Como una esponja, Manolete tomó buena nota de las
bases transmitidas por Chicuelo, al que le faltó regularidad y capacidad
sostenida para prodigar estos hallazgos técnicos que encontrarían en la
imparable primacía y la personalidad del nuevo matador su mejor revisor. Pero
hay que recalcar un factor fundamental: más allá de la personalidad del
cordobés -tan alejada aparentemente de la puesta en escena de Chicuelo-, de su
hierática y solemne presencia, estaba naciendo la faena moderna, la posibilidad
de imponer un estilo definido, un modo de torear a un mayor número de toros
dejando atrás definitivamente los rudimentos de la brega decimonónica que ya
habían sido revisados –pagando un alto precio de sangre- en los años luminosos
de la Edad de Plata. El toreo estaba adoptando su definitiva categoría
artística; pero de un arte entendido como vehículo de expresión, no sólo como
el conjunto de reglas y rudimentos que pertenecía a la lidia antigua.

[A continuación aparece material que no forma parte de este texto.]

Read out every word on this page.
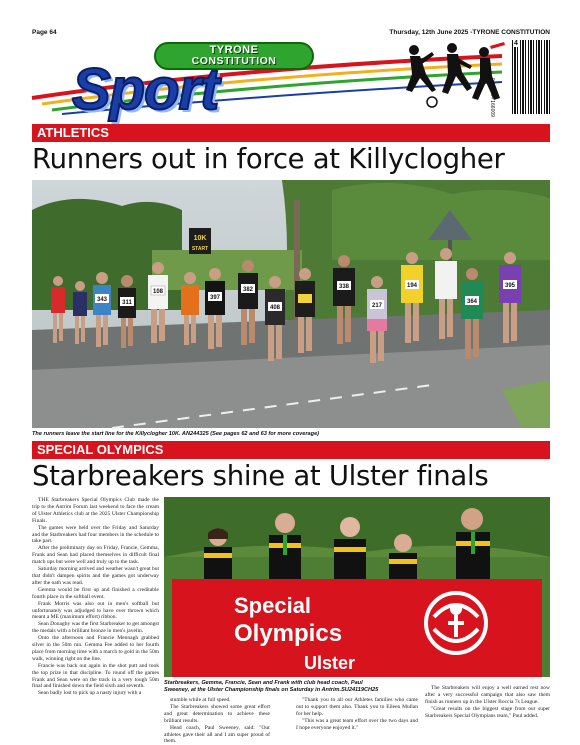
Page 64	Thursday, 12th June 2025 -TYRONE CONSTITUTION
TYRONE
CONSTITUTION
Sport
4
9 771364 166009
ATHLETICS
Runners out in force at Killyclogher
10K
START
343	311
108
397
382
408
338
217
194
364
395
The runners leave the start line for the Killyclogher 10K. AN244325 (See pages 62 and 63 for more coverage)
SPECIAL OLYMPICS
Starbreakers shine at Ulster finals

THE Starbreakers Special Olympics Club made the trip to the Antrim Forum last weekend to face the cream of Ulster Athletics club at the 2025 Ulster Championship Finals.

The games were held over the Friday and Saturday and the Starbreakers had four members in the schedule to take part.

After the preliminary day on Friday, Francie, Gemma, Frank and Sean had placed themselves in difficult final match ups but were well and truly up to the task.

Saturday morning arrived and weather wasn't great but that didn't dampen spirits and the games got underway after the oath was read.

Gemma would be first up and finished a creditable fourth place in the softball event.

Frank Morris was also out in men's softball but unfortunately was adjudged to have over thrown which meant a ME (maximum effort) ribbon.

Sean Donaghy was the first Starbreaker to get amongst the medals with a brilliant bronze in men's javelin.

Onto the afternoon and Francie Mennagh grabbed silver in the 50m run. Gemma Fee added to her fourth place from morning time with a march to gold in the 50m walk, winning right on the line.

Francie was back out again in the shot putt and took the top prize in that discipline. To round off the games Frank and Sean were on the track in a very tough 50m final and finished down the field sixth and seventh.

Sean badly lost to pick up a nasty injury with a

Special
Olympics
Ulster
Starbreakers, Gemma, Francie, Sean and Frank with club head coach, Paul Sweeney, at the Ulster Championship finals on Saturday in Antrim.SU24119CH25

stumble while at full speed.

The Starbreakers showed some great effort and great determination to achieve these brilliant results.

Head coach, Paul Sweeney, said: "Our athletes gave their all and I am super proud of them.

"Thank you to all our Athletes families who came out to support them also. Thank you to Eileen Mullan for her help.

"This was a great team effort over the two days and I hope everyone enjoyed it."

The Starbreakers will enjoy a well earned rest now after a very successful campaign that also saw them finish as runners up in the Ulster Boccia 7s League.

"Great results on the biggest stage from our super Starbreakers Special Olympians team," Paul added.
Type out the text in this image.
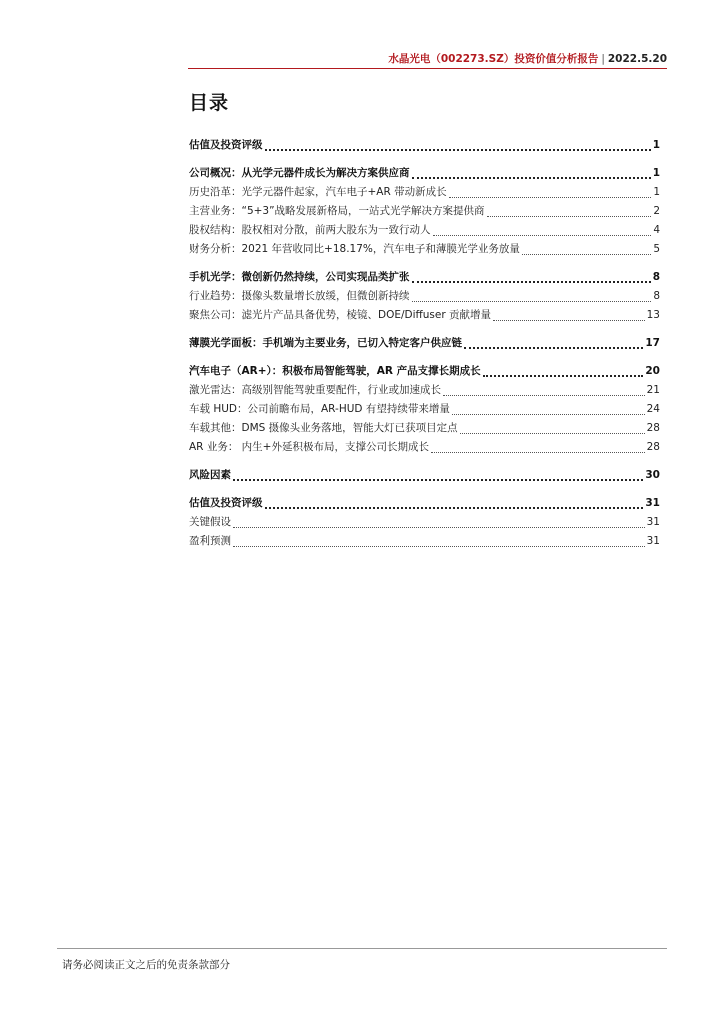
水晶光电（002273.SZ）投资价值分析报告 | 2022.5.20
目录
估值及投资评级	1
公司概况：从光学元器件成长为解决方案供应商	1
历史沿革：光学元器件起家，汽车电子+AR 带动新成长	1
主营业务：“5+3”战略发展新格局，一站式光学解决方案提供商	2
股权结构：股权相对分散，前两大股东为一致行动人	4
财务分析：2021 年营收同比+18.17%，汽车电子和薄膜光学业务放量	5
手机光学：微创新仍然持续，公司实现品类扩张	8
行业趋势：摄像头数量增长放缓，但微创新持续	8
聚焦公司：滤光片产品具备优势，棱镜、DOE/Diffuser 贡献增量	13
薄膜光学面板：手机端为主要业务，已切入特定客户供应链	17
汽车电子（AR+）：积极布局智能驾驶，AR 产品支撑长期成长	20
激光雷达：高级别智能驾驶重要配件，行业或加速成长	21
车载 HUD：公司前瞻布局，AR-HUD 有望持续带来增量	24
车载其他：DMS 摄像头业务落地，智能大灯已获项目定点	28
AR 业务： 内生+外延积极布局，支撑公司长期成长	28
风险因素	30
估值及投资评级	31
关键假设	31
盈利预测	31
请务必阅读正文之后的免责条款部分
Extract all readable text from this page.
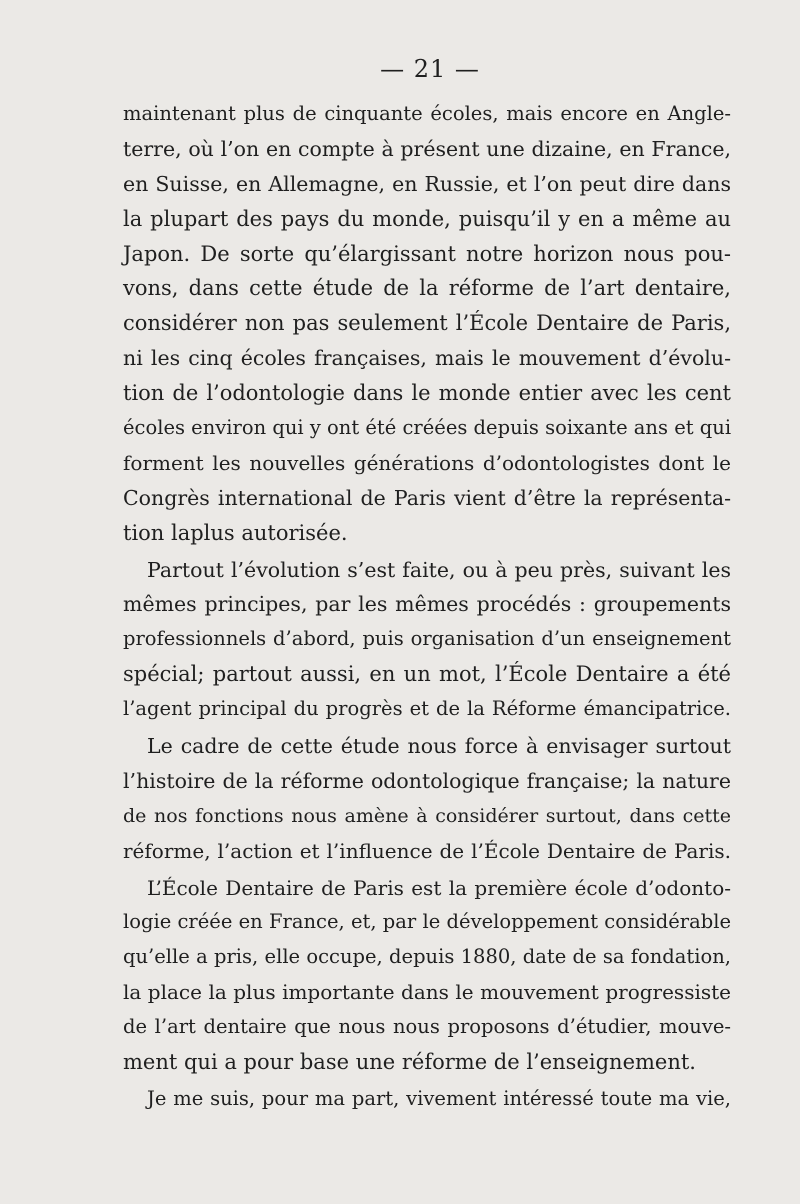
— 21 —
maintenant plus de cinquante écoles, mais encore en Angle-
terre, où l’on en compte à présent une dizaine, en France,
en Suisse, en Allemagne, en Russie, et l’on peut dire dans
la plupart des pays du monde, puisqu’il y en a même au
Japon. De sorte qu’élargissant notre horizon nous pou-
vons, dans cette étude de la réforme de l’art dentaire,
considérer non pas seulement l’École Dentaire de Paris,
ni les cinq écoles françaises, mais le mouvement d’évolu-
tion de l’odontologie dans le monde entier avec les cent
écoles environ qui y ont été créées depuis soixante ans et qui
forment les nouvelles générations d’odontologistes dont le
Congrès international de Paris vient d’être la représenta-
tion laplus autorisée.
Partout l’évolution s’est faite, ou à peu près, suivant les
mêmes principes, par les mêmes procédés : groupements
professionnels d’abord, puis organisation d’un enseignement
spécial; partout aussi, en un mot, l’École Dentaire a été
l’agent principal du progrès et de la Réforme émancipatrice.
Le cadre de cette étude nous force à envisager surtout
l’histoire de la réforme odontologique française; la nature
de nos fonctions nous amène à considérer surtout, dans cette
réforme, l’action et l’influence de l’École Dentaire de Paris.
L’École Dentaire de Paris est la première école d’odonto-
logie créée en France, et, par le développement considérable
qu’elle a pris, elle occupe, depuis 1880, date de sa fondation,
la place la plus importante dans le mouvement progressiste
de l’art dentaire que nous nous proposons d’étudier, mouve-
ment qui a pour base une réforme de l’enseignement.
Je me suis, pour ma part, vivement intéressé toute ma vie,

La alternativa sevillana de Manolete escenificaba
la transmisión de esa herencia. La ligazón en redondo de Joselito y el toreo
estático y cambiado de Juan Belmonte encontraron, con Chicuelo de catalizador,
el eslabón definitivo para encadenar el toreo moderno. Al cumplirse ochenta
años del evento se reafirma ese valor simbólico. La continuación del hilo del
toreo y la definitiva consecución de un sitio en el que progresivamente
bucearían, abriendo otros caminos al oficio y el arte de torear, diestros tan
dispares como Manuel Benítez ‘El Cordobés’ o Antonio Ordóñez. El genial rondeño
–que tomó la alternativa sólo cuatro años después de la muerte de Manolete- se
acabaría convirtiendo en el siguiente eslabón de una larga cadena que se
sumerge en los primeros balbuceos de la lidia a pie. Ordóñez retomaría la base
de la técnica manoletista para adobarla de una armonía reveladora que, desde
entonces, entendemos por clasicismo.
El torero y la muerte
La figura de Manolete trascendió ampliamente de
estricto ámbito taurino, en la vida y en la muerte que le esperaba en Linares,
sólo ocho años después de su alternativa sevillana. Son ocho años que le bastan
para hacerse un hueco en la mitología y la memoria colectiva de un país entero.
La agonía del Califa cordobés -corneado por un toro de Miura en la tarde del 28
de agosto de 1947- está en la historia: Las primeras operaciones en la
enfermería de la plaza hasta lograr estabilizarlo; el traslado angustioso al
hospital de los Marqueses de Linares; las esperanzas de una evolución que nunca
llegaría. Hasta el último cigarrillo y aquel fatídico plasma -eran otros
tiempos para la hematología- que Giménez Guinea trajo desde Madrid y que
fulminó al torero en muy pocos segundos. Manolete dejó de existir en la
madrugada del día 29. A la vez que El Pipo le cerraba los ojos se ponía fin a
una etapa fundamental del toreo. También se estaba dando puerta a toda una
época en la historia de un país que se despidió de sus años más duros detrás
del Buick azul de aquel torero para olvidar una guerra.